Table 3 Comparison between different proximal femoral valgisation osteotomies in the literature

The time until formation of a callus as well as consolidation in our series was comparable to other studies (see Table 3). We did not see any delayed unions or any case of non-union in our series. Even if osteotomies are generally expected to heal well if performed at a young age, this was not the case in other studies with a comparable age at surgery of the patients having valgisation osteotomies. Joeris et al. [4] had 1/8 nonunions in their series, Hau et al. [3] had 1/11, and Burns et al. [15] had 1/12 hips result in non-union.

We did not observe any major complications requiring further treatment or revision, nor did Khouri et al [2]. Other authors have reported complication rates between 9 and 42 % [3, 4, 13, 15, 17, 18].

According to the literature, medial displacement of the femoral shaft during valgisation procedures is associated with a certain amount of secondary postoperative genu valgum [12] as the mechanical axis is moved farther laterally.
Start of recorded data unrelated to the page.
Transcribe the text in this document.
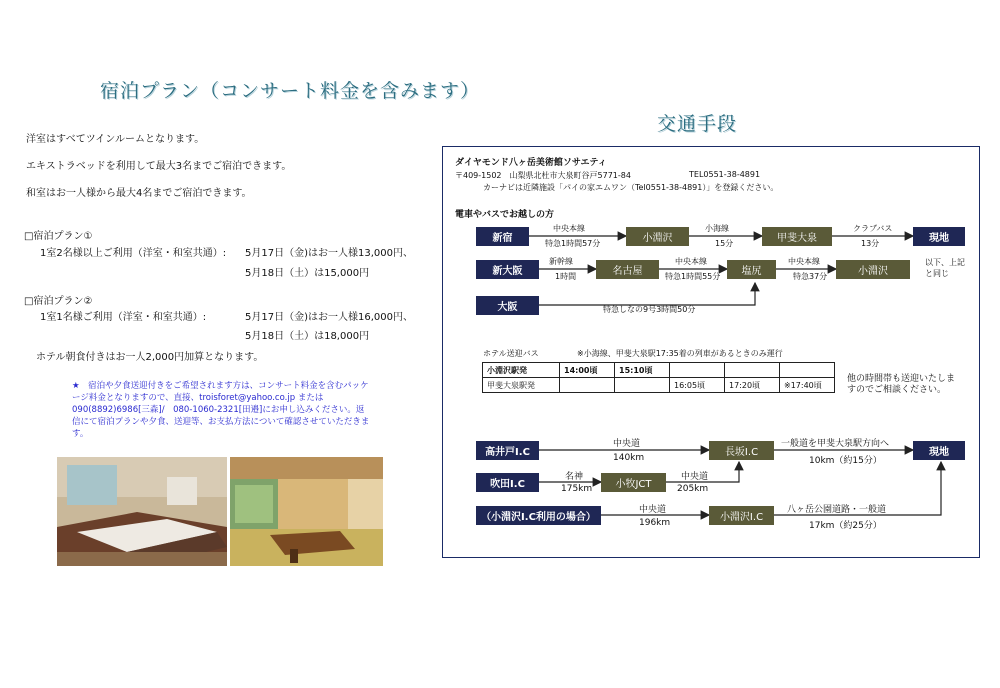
宿泊プラン（コンサート料金を含みます）
洋室はすべてツインルームとなります。
エキストラベッドを利用して最大3名までご宿泊できます。
和室はお一人様から最大4名までご宿泊できます。
□宿泊プラン①
1室2名様以上ご利用（洋室・和室共通）: 5月17日（金)はお一人様13,000円、
5月18日（土）は15,000円
□宿泊プラン②
1室1名様ご利用（洋室・和室共通）:	5月17日（金)はお一人様16,000円、
5月18日（土）は18,000円
ホテル朝食付きはお一人2,000円加算となります。
★　宿泊や夕食送迎付きをご希望されます方は、コンサート料金を含むパッケージ料金となりますので、直接、troisforet@yahoo.co.jp または 090(8892)6986[三森]/　080-1060-2321[田邉]にお申し込みください。返信にて宿泊プランや夕食、送迎等、お支払方法について確認させていただきます。
交通手段
ダイヤモンド八ヶ岳美術館ソサエティ
〒409-1502　山梨県北杜市大泉町谷戸5771-84	TEL0551-38-4891
カーナビは近隣施設「パイの家エムワン（Tel0551-38-4891）」を登録ください。
電車やバスでお越しの方
新宿
中央本線
特急1時間57分	小淵沢
小海線
15分	甲斐大泉
クラブバス
13分	現地
新大阪
新幹線
1時間	名古屋
中央本線
特急1時間55分	塩尻
中央本線
特急37分	小淵沢
以下、上記と同じ
大阪	特急しなの9号3時間50分
ホテル送迎バス	※小海線、甲斐大泉駅17:35着の列車があるときのみ運行
他の時間帯も送迎いたしますのでご相談ください。
高井戸I.C
中央道
140km	長坂I.C
一般道を甲斐大泉駅方向へ
10km（約15分）
現地
吹田I.C
名神
175km	小牧JCT
中央道
205km
（小淵沢I.C利用の場合）
中央道
196km	小淵沢I.C
八ヶ岳公園道路・一般道
17km（約25分）
小淵沢駅発	14:00頃	15:10頃			
甲斐大泉駅発			16:05頃	17:20頃	※17:40頃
This can cause a probable occult genu valgum to become clinically apparent [26]. Unfortunately, in our study, preoperative data on the mechanical axis were incomplete, rendering analysis of the surgical results on the medialization effect impossible.
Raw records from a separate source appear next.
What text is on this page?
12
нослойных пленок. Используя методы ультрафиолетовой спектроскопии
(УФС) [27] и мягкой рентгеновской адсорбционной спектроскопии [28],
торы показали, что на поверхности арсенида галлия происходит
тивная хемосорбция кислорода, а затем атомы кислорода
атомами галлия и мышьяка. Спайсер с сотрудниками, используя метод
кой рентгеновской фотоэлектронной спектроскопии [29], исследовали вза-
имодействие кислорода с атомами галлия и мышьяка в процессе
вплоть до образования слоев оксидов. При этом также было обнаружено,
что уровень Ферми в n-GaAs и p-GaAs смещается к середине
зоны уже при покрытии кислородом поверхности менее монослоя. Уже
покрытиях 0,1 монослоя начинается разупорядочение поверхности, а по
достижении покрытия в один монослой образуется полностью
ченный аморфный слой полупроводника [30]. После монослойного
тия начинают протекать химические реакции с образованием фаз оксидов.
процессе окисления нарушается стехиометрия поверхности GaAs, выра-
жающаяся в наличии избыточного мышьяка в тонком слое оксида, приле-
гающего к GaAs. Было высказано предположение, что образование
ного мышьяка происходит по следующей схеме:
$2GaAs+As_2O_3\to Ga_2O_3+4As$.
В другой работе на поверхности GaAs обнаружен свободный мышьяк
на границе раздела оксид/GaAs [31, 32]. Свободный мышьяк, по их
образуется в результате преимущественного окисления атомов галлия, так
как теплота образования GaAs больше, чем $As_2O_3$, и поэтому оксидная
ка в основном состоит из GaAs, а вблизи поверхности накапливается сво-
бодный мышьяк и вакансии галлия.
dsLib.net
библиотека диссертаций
Clinical or radiological limb-length discrepancy was only documented in some studies [17, 23, 24] with a lack of information about the preoperative limb length. As this was also the case in our study, it is difficult to analyze our results or compare it to other literature.
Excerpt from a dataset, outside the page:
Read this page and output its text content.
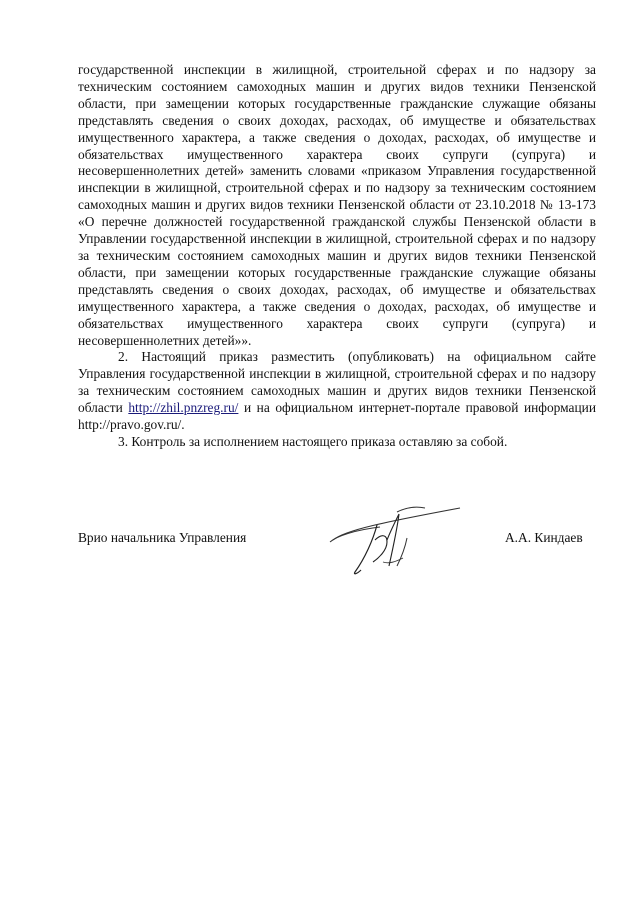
государственной инспекции в жилищной, строительной сферах и по надзору за техническим состоянием самоходных машин и других видов техники Пензенской области, при замещении которых государственные гражданские служащие обязаны представлять сведения о своих доходах, расходах, об имуществе и обязательствах имущественного характера, а также сведения о доходах, расходах, об имуществе и обязательствах имущественного характера своих супруги (супруга) и несовершеннолетних детей» заменить словами «приказом Управления государственной инспекции в жилищной, строительной сферах и по надзору за техническим состоянием самоходных машин и других видов техники Пензенской области от 23.10.2018 № 13-173 «О перечне должностей государственной гражданской службы Пензенской области в Управлении государственной инспекции в жилищной, строительной сферах и по надзору за техническим состоянием самоходных машин и других видов техники Пензенской области, при замещении которых государственные гражданские служащие обязаны представлять сведения о своих доходах, расходах, об имуществе и обязательствах имущественного характера, а также сведения о доходах, расходах, об имуществе и обязательствах имущественного характера своих супруги (супруга) и несовершеннолетних детей»».

2. Настоящий приказ разместить (опубликовать) на официальном сайте Управления государственной инспекции в жилищной, строительной сферах и по надзору за техническим состоянием самоходных машин и других видов техники Пензенской области http://zhil.pnzreg.ru/ и на официальном интернет-портале правовой информации http://pravo.gov.ru/.

3. Контроль за исполнением настоящего приказа оставляю за собой.

Врио начальника Управления	А.А. Киндаев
In comparison to other literature about fixation systems for valgisation osteotomies. our follow-up period seems to be rather short (mean 1.7 years, range 1–2.5 years), but our purpose was to present preliminary results of the 140° LCP Pediatric Hip Plate. Besides, neither of the other two authors presenting their outcomes of using LCP Hip Plates mentioned their follow-up time.

The drawback of our study is the retrospective, non-comparative design with a small sample size and short follow-up. Furthermore, our preoperative data concerning the limb-length discrepancy as well as the mechanical axis deviation is incomplete, rendering the analysis of the outcome in this regard impossible.

Nevertheless, this initial reported experience encourages us to believe that the 140° LCP Pediatric Hip Plate is a valuable device by which valgisation correction osteotomies of the proximal femur can be surgically treated in a safe way. Larger randomized series with long-term follow-up should be carried out to compare the 140° LCP Pediatric Hip Plate to other devices in order to determine the long-term outcome of this technique (such as recurrence after years) and to better quantify the risk of clinically relevant complications.